The trade deficit rose to USD 1.2 billion in February, unchanged from February 2025. The figure came in line with the Bloomberg market consensus, but below our USD 1.4 billion call. Total imports (FOB) increased by 8.5% YoY (+10.4% YoY in the previous month), driven by manufacturing imports, but partly contained by lower fuels and agriculture-related imports. Meanwhile, exports rose by 11.4% YoY (+12.8% in the previous month), although commodity exports remain weak. As a result, the 12‑month rolling trade deficit stands at USD 16.4 billion (USD 16.4 billion in 2025; USD 10.8 billion in 2024).

 

 

Internal demand continues to drive import growth. The 8.5% YoY increase was boosted by transport equipment (+39.7% YoY), durable consumption goods (+47.2% YoY), construction materials (+18.3% YoY) and non-durable consumption goods (+15.4% YoY), while partially contained by fuels (-18.2% YoY) and intermediate goods for agriculture (-10.5% YoY). In the rolling quarter ending in February, imports increased 8.8% (+8.2% in 4Q25). Imports excluding fuels and transport equipment rose by 11.2% from February last year.

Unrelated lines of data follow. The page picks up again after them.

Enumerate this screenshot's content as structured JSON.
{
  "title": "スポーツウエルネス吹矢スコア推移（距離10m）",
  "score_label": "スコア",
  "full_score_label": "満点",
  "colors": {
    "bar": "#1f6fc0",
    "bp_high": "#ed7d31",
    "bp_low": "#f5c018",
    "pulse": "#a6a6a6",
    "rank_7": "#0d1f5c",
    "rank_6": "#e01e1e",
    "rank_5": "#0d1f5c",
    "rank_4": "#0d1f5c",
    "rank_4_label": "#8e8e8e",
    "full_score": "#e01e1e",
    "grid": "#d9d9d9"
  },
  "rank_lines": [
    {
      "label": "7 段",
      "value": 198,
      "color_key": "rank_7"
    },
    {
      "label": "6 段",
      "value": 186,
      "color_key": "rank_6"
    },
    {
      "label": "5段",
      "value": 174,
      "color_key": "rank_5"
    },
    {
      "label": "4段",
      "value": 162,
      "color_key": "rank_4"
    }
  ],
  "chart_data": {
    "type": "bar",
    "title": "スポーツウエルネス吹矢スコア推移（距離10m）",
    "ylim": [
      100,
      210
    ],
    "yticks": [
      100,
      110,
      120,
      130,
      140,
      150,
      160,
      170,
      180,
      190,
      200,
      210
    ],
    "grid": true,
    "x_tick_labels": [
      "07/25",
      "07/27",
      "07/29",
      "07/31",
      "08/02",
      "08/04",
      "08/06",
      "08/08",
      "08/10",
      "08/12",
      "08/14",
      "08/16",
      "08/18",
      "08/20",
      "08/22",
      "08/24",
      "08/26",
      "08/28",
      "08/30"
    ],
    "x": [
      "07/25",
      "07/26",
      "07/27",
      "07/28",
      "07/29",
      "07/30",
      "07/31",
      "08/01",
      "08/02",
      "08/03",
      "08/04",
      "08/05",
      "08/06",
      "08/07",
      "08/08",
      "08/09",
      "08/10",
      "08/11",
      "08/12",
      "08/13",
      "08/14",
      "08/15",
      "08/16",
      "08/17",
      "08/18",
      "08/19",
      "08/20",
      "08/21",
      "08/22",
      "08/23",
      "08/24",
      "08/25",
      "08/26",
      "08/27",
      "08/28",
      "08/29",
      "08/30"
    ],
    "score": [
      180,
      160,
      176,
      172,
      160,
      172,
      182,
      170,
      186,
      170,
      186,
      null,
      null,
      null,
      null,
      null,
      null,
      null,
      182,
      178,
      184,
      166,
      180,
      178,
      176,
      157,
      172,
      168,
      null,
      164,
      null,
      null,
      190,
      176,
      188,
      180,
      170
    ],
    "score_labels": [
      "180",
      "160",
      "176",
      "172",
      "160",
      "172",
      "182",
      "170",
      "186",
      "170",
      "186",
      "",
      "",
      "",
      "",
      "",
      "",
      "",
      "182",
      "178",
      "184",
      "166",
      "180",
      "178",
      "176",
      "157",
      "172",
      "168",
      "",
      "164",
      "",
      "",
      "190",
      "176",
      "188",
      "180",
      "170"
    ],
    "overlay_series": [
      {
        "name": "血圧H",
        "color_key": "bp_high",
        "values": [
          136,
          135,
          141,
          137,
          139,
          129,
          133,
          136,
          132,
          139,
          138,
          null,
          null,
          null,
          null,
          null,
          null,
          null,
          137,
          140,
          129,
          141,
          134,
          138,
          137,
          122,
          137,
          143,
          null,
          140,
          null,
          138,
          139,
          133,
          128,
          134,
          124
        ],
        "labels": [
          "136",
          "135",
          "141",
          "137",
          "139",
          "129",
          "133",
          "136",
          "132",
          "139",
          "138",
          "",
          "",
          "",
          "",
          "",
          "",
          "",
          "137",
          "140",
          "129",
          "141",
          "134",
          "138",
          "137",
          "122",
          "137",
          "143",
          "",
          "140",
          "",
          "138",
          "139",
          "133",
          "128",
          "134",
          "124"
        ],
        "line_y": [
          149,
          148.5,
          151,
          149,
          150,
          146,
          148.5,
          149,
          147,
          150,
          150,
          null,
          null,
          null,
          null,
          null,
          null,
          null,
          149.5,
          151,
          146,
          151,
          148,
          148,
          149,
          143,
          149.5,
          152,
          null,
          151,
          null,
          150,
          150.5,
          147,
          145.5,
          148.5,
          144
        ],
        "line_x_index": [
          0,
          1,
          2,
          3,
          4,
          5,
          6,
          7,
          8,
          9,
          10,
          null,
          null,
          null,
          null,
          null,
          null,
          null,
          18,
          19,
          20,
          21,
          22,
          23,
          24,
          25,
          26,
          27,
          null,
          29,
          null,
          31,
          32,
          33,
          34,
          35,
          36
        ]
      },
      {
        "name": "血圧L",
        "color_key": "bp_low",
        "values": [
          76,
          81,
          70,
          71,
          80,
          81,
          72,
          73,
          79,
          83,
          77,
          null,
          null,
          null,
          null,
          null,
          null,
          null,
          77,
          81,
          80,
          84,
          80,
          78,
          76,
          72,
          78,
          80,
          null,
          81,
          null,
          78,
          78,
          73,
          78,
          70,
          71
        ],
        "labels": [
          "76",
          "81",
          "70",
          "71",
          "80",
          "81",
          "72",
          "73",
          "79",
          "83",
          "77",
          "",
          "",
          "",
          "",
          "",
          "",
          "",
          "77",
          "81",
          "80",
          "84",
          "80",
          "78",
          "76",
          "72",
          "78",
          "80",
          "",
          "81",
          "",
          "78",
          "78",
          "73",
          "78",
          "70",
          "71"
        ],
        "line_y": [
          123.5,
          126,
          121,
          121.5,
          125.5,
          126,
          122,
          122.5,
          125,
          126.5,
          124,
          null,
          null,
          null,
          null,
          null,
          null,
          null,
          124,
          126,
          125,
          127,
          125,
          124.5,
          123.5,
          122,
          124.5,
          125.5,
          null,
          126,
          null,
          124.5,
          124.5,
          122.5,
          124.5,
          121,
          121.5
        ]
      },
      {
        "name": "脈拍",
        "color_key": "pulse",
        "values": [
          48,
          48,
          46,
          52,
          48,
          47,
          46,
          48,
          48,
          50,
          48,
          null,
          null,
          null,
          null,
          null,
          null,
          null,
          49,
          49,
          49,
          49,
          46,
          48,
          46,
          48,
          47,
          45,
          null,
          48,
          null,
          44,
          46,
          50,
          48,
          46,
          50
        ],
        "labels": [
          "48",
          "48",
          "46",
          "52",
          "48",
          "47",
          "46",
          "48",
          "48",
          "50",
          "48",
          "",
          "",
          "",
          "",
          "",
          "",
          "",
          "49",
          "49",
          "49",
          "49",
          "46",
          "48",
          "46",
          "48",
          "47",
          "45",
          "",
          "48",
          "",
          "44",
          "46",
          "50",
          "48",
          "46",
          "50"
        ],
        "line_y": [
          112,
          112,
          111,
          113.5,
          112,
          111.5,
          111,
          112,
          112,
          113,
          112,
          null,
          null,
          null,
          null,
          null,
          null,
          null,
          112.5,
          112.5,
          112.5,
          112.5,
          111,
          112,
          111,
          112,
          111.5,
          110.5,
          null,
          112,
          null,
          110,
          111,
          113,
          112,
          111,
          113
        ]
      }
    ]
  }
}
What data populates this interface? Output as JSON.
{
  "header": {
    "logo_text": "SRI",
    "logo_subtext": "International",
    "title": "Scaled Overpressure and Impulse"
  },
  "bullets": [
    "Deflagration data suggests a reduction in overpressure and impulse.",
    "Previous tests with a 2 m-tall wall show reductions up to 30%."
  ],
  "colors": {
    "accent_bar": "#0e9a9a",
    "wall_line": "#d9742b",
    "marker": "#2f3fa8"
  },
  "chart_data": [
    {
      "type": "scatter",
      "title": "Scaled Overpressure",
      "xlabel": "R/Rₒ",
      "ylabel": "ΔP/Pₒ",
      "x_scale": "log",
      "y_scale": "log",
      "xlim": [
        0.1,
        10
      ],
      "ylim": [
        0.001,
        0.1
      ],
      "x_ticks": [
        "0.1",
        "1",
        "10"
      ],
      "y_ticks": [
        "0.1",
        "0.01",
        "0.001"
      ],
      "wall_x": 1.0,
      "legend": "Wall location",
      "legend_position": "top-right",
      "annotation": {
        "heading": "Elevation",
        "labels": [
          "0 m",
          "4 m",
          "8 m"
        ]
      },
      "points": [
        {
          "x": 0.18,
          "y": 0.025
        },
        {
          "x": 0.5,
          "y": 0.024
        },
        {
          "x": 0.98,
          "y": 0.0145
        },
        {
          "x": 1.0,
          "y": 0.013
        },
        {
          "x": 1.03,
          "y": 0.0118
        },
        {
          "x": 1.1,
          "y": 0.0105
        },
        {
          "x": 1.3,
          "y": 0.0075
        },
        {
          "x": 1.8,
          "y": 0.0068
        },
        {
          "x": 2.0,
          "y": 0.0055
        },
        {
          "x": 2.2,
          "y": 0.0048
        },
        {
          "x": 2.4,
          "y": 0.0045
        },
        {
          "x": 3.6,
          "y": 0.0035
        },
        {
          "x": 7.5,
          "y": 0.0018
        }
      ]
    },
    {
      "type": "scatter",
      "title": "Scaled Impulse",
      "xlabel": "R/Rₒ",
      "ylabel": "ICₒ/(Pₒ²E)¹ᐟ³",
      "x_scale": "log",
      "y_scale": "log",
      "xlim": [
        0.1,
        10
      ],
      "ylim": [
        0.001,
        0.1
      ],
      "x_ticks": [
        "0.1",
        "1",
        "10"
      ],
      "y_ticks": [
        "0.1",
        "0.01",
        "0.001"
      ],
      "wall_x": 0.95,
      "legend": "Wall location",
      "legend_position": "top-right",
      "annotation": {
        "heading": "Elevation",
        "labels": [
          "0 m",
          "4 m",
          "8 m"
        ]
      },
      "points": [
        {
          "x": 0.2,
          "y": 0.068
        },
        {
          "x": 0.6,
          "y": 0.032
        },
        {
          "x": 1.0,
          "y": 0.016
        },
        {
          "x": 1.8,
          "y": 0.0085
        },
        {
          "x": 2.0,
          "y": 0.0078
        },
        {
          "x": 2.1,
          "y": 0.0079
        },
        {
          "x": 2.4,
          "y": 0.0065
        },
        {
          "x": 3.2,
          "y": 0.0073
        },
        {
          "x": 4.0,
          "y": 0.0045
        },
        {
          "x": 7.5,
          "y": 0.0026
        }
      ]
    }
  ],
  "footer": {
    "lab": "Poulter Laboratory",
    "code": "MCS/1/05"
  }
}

At the margin, we estimate imports increased 3.0% QoQ/saar (-3.3% in 4Q25). As of February, imports from the US accounted for 21.3% of total (23% in 2025).

 

Exports increased at the margin. Exports presented another double-digit expansion of 11.4% YoY (+12.8% YoY in January 2026). This outcome marks a rebound from the mild 1.3% YoY expansion set in 2025 and was driven by non-traditional exports, which grew at a pace of 28.2% (vs. 13.1% in overall 2025). During February, coal and coffee exports registered drops of 18.8% and 4.3% respectively, explained by both unfavorable price and volume effects. In contrast, oil exports expanded at a roughly 0.6% YoY pace amid an improvement in volumes. In the quarter ending February, exports increased 8.1% YoY (-0.4% in 4Q25). At the margin, we estimate exports grew by 12.1% QoQ/saar (-10.5% in 4Q25). As of February, exports to the US accounted for 31.5% of the total (29.6% in 2025).

 

Our Take: Imports remain supported by resilient domestic demand and exchange rate appreciation, while exports continue to face headwinds from weak commodity fundamentals although higher prices should provide some relief in months ahead. Accordingly, we forecast the current account deficit to increase from 2.4% of GDP in 2025 to 3.2% in 2026, albeit with downside risks from a narrower trade balance and weaker remittances.